One night I was alone in the Chickee. Crawford had left for a couple of weeks saying he was going into town to get a new woman. That was about the only thing that would get Crawford into town. Anyway, I was alone and sitting in the Chickee eating my dinner by candlelight. My dinner consisted of a few piles of seeds and sprouts. As I was eating these two giant cockroaches sidled right up to my pile of sunflower seeds and started nibbling. I pushed a few aside for them and, being sorta lonely, struck up a conversation. I would say something and they would waggle their antennae at me. I was pretty sure we were communicating. Then I sent on and on about how the cockroach was so well designed and how it could mutate within only a generation and how probably only cockroaches and bats and maybe rats would survive a nuclear holocaust. All the time they're wagging their antennae in agreement. Then I said that about the only thing they couldn't do was fly. Well, right then one of them took off into the air right over my head and landed on the cypress pole behind me! I just went ecstatic and thought for sure I really was talking to cockroaches and they could understand me. What I didn't know was that in Florida those giant cockroaches are palmetto bugs and that they can fly.
Yep, I used to talk to insects. When I was living at Ginnie Spring on the Santa Fe River I would sunbathe every day after swimming in the spring. Every day the same two dragonflies would come perch on my shoulders as I lay there. We'd converse as I'd bask in the sun and they'd zip off my shoulders every once in a while to grab a mosquito or two. This went on for weeks and I really felt I got to know them well. They even confided in my their names which, I was told, dragonflies do not usually share. The male was called Jeet and the female Jetril. So, my best friends one summer were two dragonflies who used me as bait to catch mosquitos.

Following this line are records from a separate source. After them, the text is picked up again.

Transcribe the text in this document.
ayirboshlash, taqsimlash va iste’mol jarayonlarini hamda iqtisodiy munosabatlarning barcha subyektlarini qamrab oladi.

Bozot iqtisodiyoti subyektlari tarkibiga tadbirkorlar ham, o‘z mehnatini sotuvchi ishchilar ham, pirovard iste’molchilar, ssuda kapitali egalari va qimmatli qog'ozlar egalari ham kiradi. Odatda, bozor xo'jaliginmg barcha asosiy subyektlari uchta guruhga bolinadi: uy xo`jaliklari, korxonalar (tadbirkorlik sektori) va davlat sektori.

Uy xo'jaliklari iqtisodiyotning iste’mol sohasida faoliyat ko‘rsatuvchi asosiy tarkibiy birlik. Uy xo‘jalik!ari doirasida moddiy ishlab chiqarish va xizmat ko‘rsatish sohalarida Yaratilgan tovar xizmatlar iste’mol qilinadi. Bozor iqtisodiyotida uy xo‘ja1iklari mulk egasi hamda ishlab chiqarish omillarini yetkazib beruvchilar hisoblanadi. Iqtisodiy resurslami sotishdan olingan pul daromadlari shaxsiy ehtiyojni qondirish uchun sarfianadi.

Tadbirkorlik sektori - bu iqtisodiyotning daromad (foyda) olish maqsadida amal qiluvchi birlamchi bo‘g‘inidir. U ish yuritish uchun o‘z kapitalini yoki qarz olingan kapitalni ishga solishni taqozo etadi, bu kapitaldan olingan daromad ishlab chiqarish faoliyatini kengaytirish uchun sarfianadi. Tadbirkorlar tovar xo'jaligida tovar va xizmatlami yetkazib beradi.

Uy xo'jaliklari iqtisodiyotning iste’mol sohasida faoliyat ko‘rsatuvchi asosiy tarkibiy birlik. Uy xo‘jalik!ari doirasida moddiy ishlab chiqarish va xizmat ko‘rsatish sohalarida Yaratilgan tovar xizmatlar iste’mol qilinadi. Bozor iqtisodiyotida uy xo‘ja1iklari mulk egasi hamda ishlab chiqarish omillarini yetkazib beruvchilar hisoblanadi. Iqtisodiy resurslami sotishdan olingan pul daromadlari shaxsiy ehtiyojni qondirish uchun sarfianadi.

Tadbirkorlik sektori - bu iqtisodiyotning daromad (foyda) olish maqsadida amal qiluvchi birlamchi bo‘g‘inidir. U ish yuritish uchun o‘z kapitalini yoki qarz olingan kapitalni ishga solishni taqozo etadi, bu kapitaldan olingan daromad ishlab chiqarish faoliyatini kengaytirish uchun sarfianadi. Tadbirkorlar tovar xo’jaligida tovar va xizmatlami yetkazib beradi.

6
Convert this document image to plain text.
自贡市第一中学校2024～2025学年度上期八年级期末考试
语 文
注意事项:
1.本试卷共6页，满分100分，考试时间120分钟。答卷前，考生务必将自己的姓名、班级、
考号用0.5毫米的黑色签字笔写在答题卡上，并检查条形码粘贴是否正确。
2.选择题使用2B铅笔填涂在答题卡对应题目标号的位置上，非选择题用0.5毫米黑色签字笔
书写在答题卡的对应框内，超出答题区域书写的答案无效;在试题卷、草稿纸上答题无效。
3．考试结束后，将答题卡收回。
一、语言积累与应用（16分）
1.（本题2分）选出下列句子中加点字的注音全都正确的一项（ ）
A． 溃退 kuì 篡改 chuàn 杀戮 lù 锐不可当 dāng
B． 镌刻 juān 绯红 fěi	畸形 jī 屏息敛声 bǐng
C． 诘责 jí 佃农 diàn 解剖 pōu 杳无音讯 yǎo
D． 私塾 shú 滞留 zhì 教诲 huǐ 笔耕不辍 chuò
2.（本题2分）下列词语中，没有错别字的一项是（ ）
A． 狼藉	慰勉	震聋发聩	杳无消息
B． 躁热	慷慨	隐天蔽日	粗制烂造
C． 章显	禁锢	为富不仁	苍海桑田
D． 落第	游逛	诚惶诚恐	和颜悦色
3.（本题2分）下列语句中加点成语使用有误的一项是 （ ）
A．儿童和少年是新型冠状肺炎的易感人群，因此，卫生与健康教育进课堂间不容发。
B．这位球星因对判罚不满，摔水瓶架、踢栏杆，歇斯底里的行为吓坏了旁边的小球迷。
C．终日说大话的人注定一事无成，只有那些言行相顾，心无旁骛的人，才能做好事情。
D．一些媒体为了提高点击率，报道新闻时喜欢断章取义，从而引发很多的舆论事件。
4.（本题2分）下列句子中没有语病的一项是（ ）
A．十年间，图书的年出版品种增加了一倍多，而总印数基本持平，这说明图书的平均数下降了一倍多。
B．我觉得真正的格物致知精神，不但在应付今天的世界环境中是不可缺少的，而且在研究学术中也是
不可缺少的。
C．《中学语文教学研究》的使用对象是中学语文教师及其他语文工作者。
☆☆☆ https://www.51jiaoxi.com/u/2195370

While living at the spring I lived off of the abundance of paw-paws and berries as well as corn and watermelon I'd take from the neighboring fields. One day the farmer sent his son down to ask if I'd help put in the new crop. Well, sure, I said so we hiked up to the fields and dug furrows and planted for the next few weeks. I guess he knew all along I was stealing from his fields but didn't care. That farm family got to be my friends and they invited me up for Thanksgiving one year. As a matter of fact, I've never seen a friendlier place than the backwoods of north central Florida in 1975. I'd be walking down a dusty old dirt road in the heat of Summer and the poorest black family you'll ever see would invite me up on their porch for watermelon or tea. I was never treated nicer.